音频分析框架pyAudioAnalysis文档

“ pyAudioAnalysis是一个非常好用且强大的音频分析开源工具，能实现音频的特征提取、分类和回归模型的训练和执行，以及其他一些实用的功能。此外，本文档并非直译，也有部分比较简略，可以结合源码看懂。而且有些英文词汇只能意会，翻译过来比较蹩脚，还请谅解。
此工具也有一篇对应的论文做了介绍，可以免费下载。点击查看”

友情链接：https://littlemujiang.github.io/2019/02/20/pyAudioAnalysis/

1.欢迎
2.简介
3.特征抽取
4.分类与回归
- 4.1分类
  - 训练分类器
  - 单文件分类
- 4.2回归
  - 训练回归模型
  - 单文件回归
5.分割
6. 数据可视化
7. 音频录制相关功能
- 录音成固定大小的音频片段
- 实时音频录制及分类
8. 其他方法

1.欢迎

欢迎使用pyAudioAnalysis.
pyAudioAnalysis是一个开源的Python库，提供了一系列音频分析相关的功能，主要包括：特征抽取、分类、分割和可视化。

2.简介

项目下载

git clone https://github.com/tyiannak/pyAudioAnalysis.git

依赖

pyAudioAnalysis.git主要依赖以下几个库，使用pip或者IDE插件均可以安装。不再赘述。

NUMPY
MATPLOTLIB
SCIPY
SKLEARN
hmmlearn
Simplejson
eyeD3
pydub

核心库及其描述

audioAnalysis.py: 主要实现了对命令行语句的执行
audioFeatureExtraction.py: 实现了音频特征抽取的全部功能。包括：一共21个短期时长的特征及计算。此外，为了抽取音频特征的统计特性，也实现了一个中期时长窗口的特征计算。
audioTrainTest.py: 实现了音频分类的过程。可以使用SVM和KNN分类器进行模型训练。此外还提供了方法的封装和常用的训练、评估、特征标准化等工具
audioSegmentation.py: 实现了音频切割的功能，比如固定大小的分割、演讲者数字化等
audioBasicIO.py: 主要提供了一些对音频文件的基础IO操作，如文件读取、格式转换
audioVisualization.py: 提供了一系列功能，来把结果生成友好的和有代表性的图表

3.特征抽取

简介

音频特征抽取方法分为2类：短期时长的特征抽取及中期时长的特征抽取

短期时长的特征抽取：stFeatureExtraction()方法将音频信号拆分成短期的片段/元组，然后计算每个片段/元组的特征，最终生成整段音频的特征向量的序列。
中期时长的特征抽取：在很多情况下，一段信号需要被表示为提取出的短期片段的特征统计值，mtFeatureExtraction()则解决了这一问题，它根据整段音频的短期片段的特征向量的序列，计算了一些统计值，如均值、标准差等。

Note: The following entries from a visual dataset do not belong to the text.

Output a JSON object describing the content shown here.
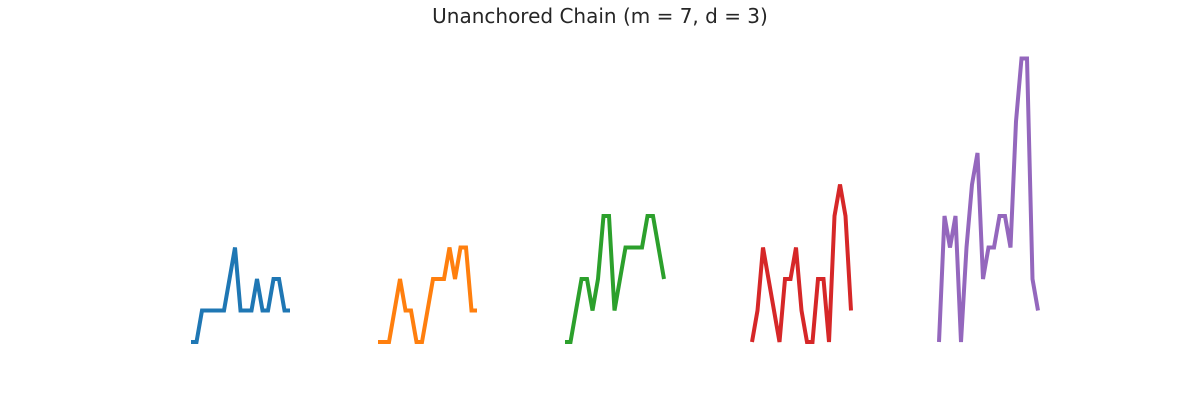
{
  "chart_data": {
    "type": "line",
    "title": "Unanchored Chain (m = 7, d = 3)",
    "xlabel": "",
    "ylabel": "",
    "grid": false,
    "axes_visible": false,
    "ylim": [
      0,
      9
    ],
    "line_width": 4,
    "series": [
      {
        "color": "#1f77b4",
        "points": [
          [
            0,
            0
          ],
          [
            1,
            0
          ],
          [
            2,
            1
          ],
          [
            3,
            1
          ],
          [
            4,
            1
          ],
          [
            5,
            1
          ],
          [
            6,
            1
          ],
          [
            7,
            2
          ],
          [
            8,
            3
          ],
          [
            9,
            1
          ],
          [
            10,
            1
          ],
          [
            11,
            1
          ],
          [
            12,
            2
          ],
          [
            13,
            1
          ],
          [
            14,
            1
          ],
          [
            15,
            2
          ],
          [
            16,
            2
          ],
          [
            17,
            1
          ],
          [
            18,
            1
          ]
        ]
      },
      {
        "color": "#ff7f0e",
        "points": [
          [
            0,
            0
          ],
          [
            1,
            0
          ],
          [
            2,
            0
          ],
          [
            3,
            1
          ],
          [
            4,
            2
          ],
          [
            5,
            1
          ],
          [
            6,
            1
          ],
          [
            7,
            0
          ],
          [
            8,
            0
          ],
          [
            9,
            1
          ],
          [
            10,
            2
          ],
          [
            11,
            2
          ],
          [
            12,
            2
          ],
          [
            13,
            3
          ],
          [
            14,
            2
          ],
          [
            15,
            3
          ],
          [
            16,
            3
          ],
          [
            17,
            1
          ],
          [
            18,
            1
          ]
        ]
      },
      {
        "color": "#2ca02c",
        "points": [
          [
            0,
            0
          ],
          [
            1,
            0
          ],
          [
            2,
            1
          ],
          [
            3,
            2
          ],
          [
            4,
            2
          ],
          [
            5,
            1
          ],
          [
            6,
            2
          ],
          [
            7,
            4
          ],
          [
            8,
            4
          ],
          [
            9,
            1
          ],
          [
            10,
            2
          ],
          [
            11,
            3
          ],
          [
            12,
            3
          ],
          [
            13,
            3
          ],
          [
            14,
            3
          ],
          [
            15,
            4
          ],
          [
            16,
            4
          ],
          [
            17,
            3
          ],
          [
            18,
            2
          ]
        ]
      },
      {
        "color": "#d62728",
        "points": [
          [
            0,
            0
          ],
          [
            1,
            1
          ],
          [
            2,
            3
          ],
          [
            3,
            2
          ],
          [
            4,
            1
          ],
          [
            5,
            0
          ],
          [
            6,
            2
          ],
          [
            7,
            2
          ],
          [
            8,
            3
          ],
          [
            9,
            1
          ],
          [
            10,
            0
          ],
          [
            11,
            0
          ],
          [
            12,
            2
          ],
          [
            13,
            2
          ],
          [
            14,
            0
          ],
          [
            15,
            4
          ],
          [
            16,
            5
          ],
          [
            17,
            4
          ],
          [
            18,
            1
          ]
        ]
      },
      {
        "color": "#9467bd",
        "points": [
          [
            0,
            0
          ],
          [
            1,
            4
          ],
          [
            2,
            3
          ],
          [
            3,
            4
          ],
          [
            4,
            0
          ],
          [
            5,
            3
          ],
          [
            6,
            5
          ],
          [
            7,
            6
          ],
          [
            8,
            2
          ],
          [
            9,
            3
          ],
          [
            10,
            3
          ],
          [
            11,
            4
          ],
          [
            12,
            4
          ],
          [
            13,
            3
          ],
          [
            14,
            7
          ],
          [
            15,
            9
          ],
          [
            16,
            9
          ],
          [
            17,
            2
          ],
          [
            18,
            1
          ]
        ]
      }
    ]
  }
}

文件：audioFeatureExtraction.py

短期时长特征抽取

核心方法：
stFeatureExtraction()

def stFeatureExtraction(signal, fs, win, step):

    """

    This function implements the shor-term windowing process. For each short-term window a set of features is extracted.

    This results to a sequence of feature vectors, stored in a numpy matrix.

    ARGUMENTS

        signal:       the input signal samples

        fs:           the sampling freq (in Hz)

        win:          the short-term window size (in samples)

        step:         the short-term window step (in samples)

    RETURNS

        st_features:   a numpy array (n_feats x numOfShortTermWindows)

    """

参数：

signal：音频的样本，注：格式为一维数组
fs：采样频率
win：计算窗口
step：计算步长

方法会返回一个34行n列的数组，其中每行是一类特征向量，共34类特征。n是样本数/步长，即len(signal)/step

中期时长特征抽取

核心方法：
mtFeatureExtraction(signal, fs, mt_win, mt_step, st_win, st_step)

单文件特征抽取-输出到文件

核心方法：
mtFeatureExtractionToFile()

def mtFeatureExtractionToFile(fileName, midTermSize, midTermStep, shortTermSize, shortTermStep, outPutFile, storeStFeatures=False, storeToCSV=False, PLOT=False):

    """

    This function is used as a wrapper to:

    a) read the content of a WAV file

    b) perform mid-term feature extraction on that signal

    c) write the mid-term feature sequences to a numpy file

    """

此方法会返回2个文件：{defined_name}.csv和{defined_name}_st.csv，分别存储了中期时长和短期时长的特征数据。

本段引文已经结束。